Monday, August 22, 2016

Prystal Leaf

"Prystal Bakelite" was a brand of Bakelite that scooted away from the original formula by being fully translucent. Here's a Prystal button with a generous patina in its leafy furrows. Hold this button up to the light and it's exactly like looking through a shard of green sea glass from a broken wine bottle. I don't own very many Prystal buttons since I'm more keen on the earliest, solid style of Bakelite. It's more beautiful, in my opinion. Even so, this leaf is a bloggable snippet of classic plastic. Made in the 1930's. 

-Sherbert McGee

Friday, August 19, 2016

200 Buttons!

So dramatic and jewel-like, this old button from the 1920's performs all the razzle-dazzle tricks of classic Bakelite. Every sculpted slant and groove is a shiny intrigue to me. It's like looking at some bizarro fish that jumped out of a magic lagoon. Split diagonally between butterscotch and bright cherry red, I've never seen a carved button quite like this one. Truth be told, I'd probably run into a burning building to rescue this two-tone knockout. Commemorating the 200th post on this blog, I've saved this button for a special occasion.

Visit Doreen's online store

-Sherbert McGee    

Thursday, August 18, 2016

Golden Tsunami

Earlier this summer, my friend Doreen emailed me the news of finding this button, which she later let me buy. In terms of vintage plastic it's nothing too spectacular with a plain slab of dark brown Bakelite as the base for a most striking escutcheon. Look at that undulating design! I like to think of it as a metallic tidal wave. I don't know what the material is, but it's highly reflective. Me and Doreen agree that the motif is Art Deco.

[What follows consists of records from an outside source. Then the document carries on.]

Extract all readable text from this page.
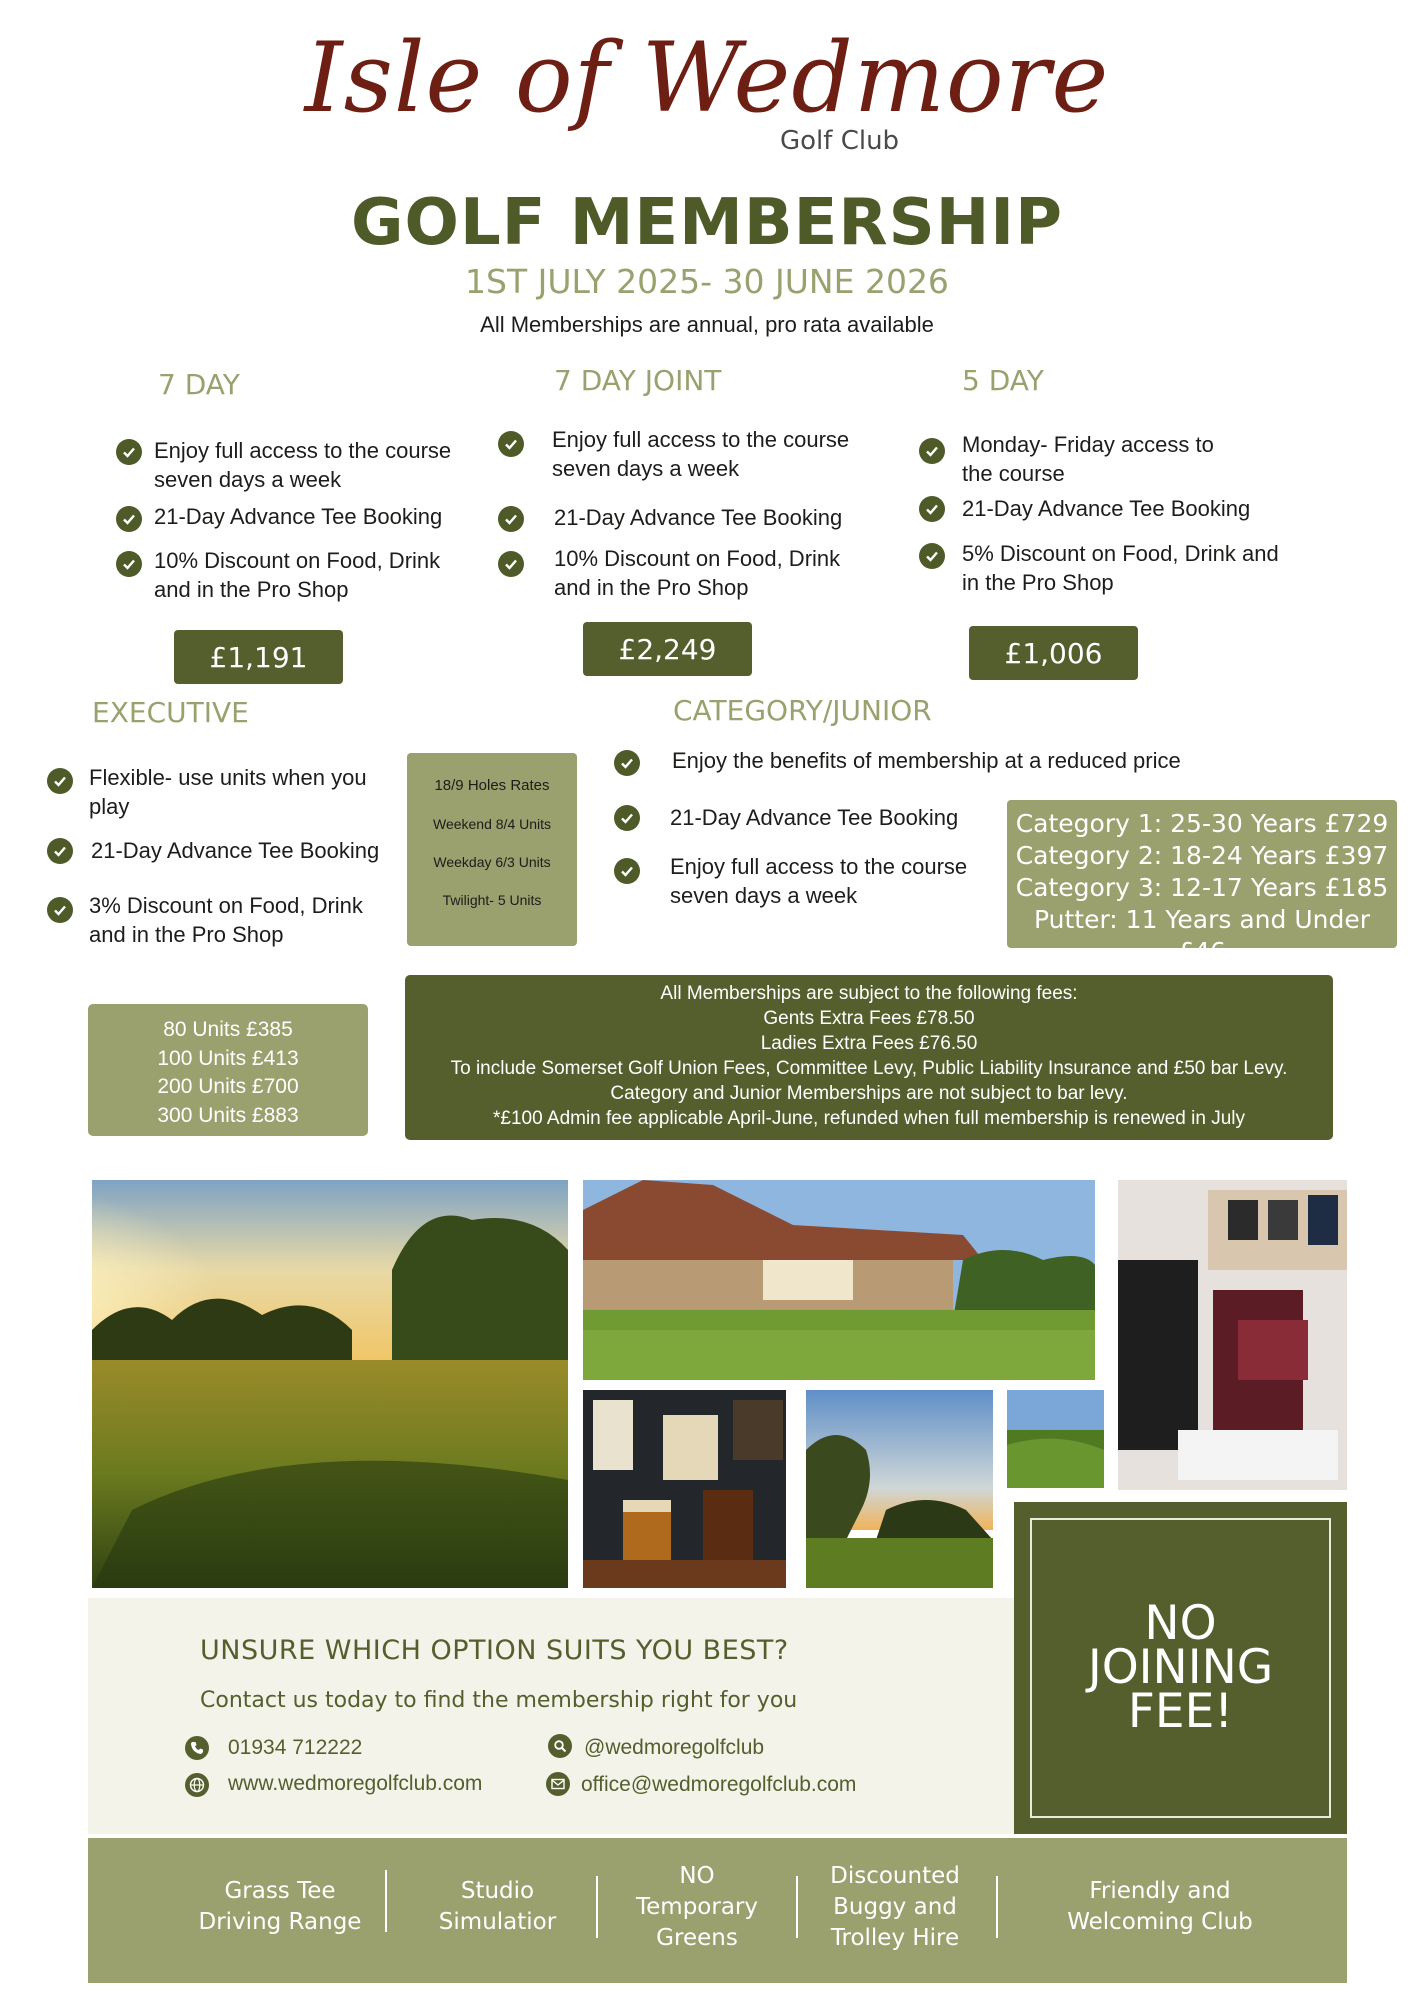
Isle of Wedmore
Golf Club
GOLF MEMBERSHIP
1ST JULY 2025- 30 JUNE 2026
All Memberships are annual, pro rata available
7 DAY
Enjoy full access to the course seven days a week
21-Day Advance Tee Booking
10% Discount on Food, Drink and in the Pro Shop
£1,191
7 DAY JOINT
Enjoy full access to the course seven days a week
21-Day Advance Tee Booking
10% Discount on Food, Drink and in the Pro Shop
£2,249
5 DAY
Monday- Friday access to the course
21-Day Advance Tee Booking
5% Discount on Food, Drink and in the Pro Shop
£1,006
EXECUTIVE
Flexible- use units when you play
21-Day Advance Tee Booking
3% Discount on Food, Drink and in the Pro Shop
18/9 Holes Rates
Weekend 8/4 Units
Weekday 6/3 Units
Twilight- 5 Units
80 Units £385
100 Units £413
200 Units £700
300 Units £883
CATEGORY/JUNIOR
Enjoy the benefits of membership at a reduced price
21-Day Advance Tee Booking
Enjoy full access to the course seven days a week
Category 1: 25-30 Years £729
Category 2: 18-24 Years £397
Category 3: 12-17 Years £185
Putter: 11 Years and Under £46
All Memberships are subject to the following fees:
Gents Extra Fees £78.50
Ladies Extra Fees £76.50
To include Somerset Golf Union Fees, Committee Levy, Public Liability Insurance and £50 bar Levy.
Category and Junior Memberships are not subject to bar levy.
*£100 Admin fee applicable April-June, refunded when full membership is renewed in July
UNSURE WHICH OPTION SUITS YOU BEST?
Contact us today to find the membership right for you
01934 712222
www.wedmoregolfclub.com
@wedmoregolfclub
office@wedmoregolfclub.com
NO
JOINING
FEE!
Grass Tee Driving Range
Studio Simulatior
NO Temporary Greens
Discounted Buggy and Trolley Hire
Friendly and Welcoming Club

Visit Doreen's online store

-Sherbert McGee

Wednesday, August 17, 2016

The Yellow Rose of (Not) Texas

For the first time in my life, I finally made it to Texas this summer where I road-tripped all the way down to El Paso. Alas, I didn't find a single Bakelite button on my trip through the Lone Star State. This yellow rose button comes from Santa Fe, New Mexico where the Bakelite isn't quite so hard to find. The central beautification on this old doozy is a glass bead in bright pink. Made in the 1930's

-Sherbert McGee 

Tuesday, August 16, 2016

Black Dahlia/Black Madonna

Here's one of my shiniest black buttons with an inexplicable carving that looks like a study in experimental Art Deco. I'm calling this button the "Black Dahlia" after the nickname attached to the infamously sliced-in-half actress, Elizabeth Short, whose unsolved murder in the 1940's has always been a macabre point of interest for me. On the other hand, today is Madonna's birthday. Strike a pose! All across Europe, there is a series of medieval paintings and statues in which the Virgin Mary is painted black. These artworks are known as "Black Madonnas" and they are considered holy icons. So I post this button today with a lot on my mind. Don't forget: Black is beautiful.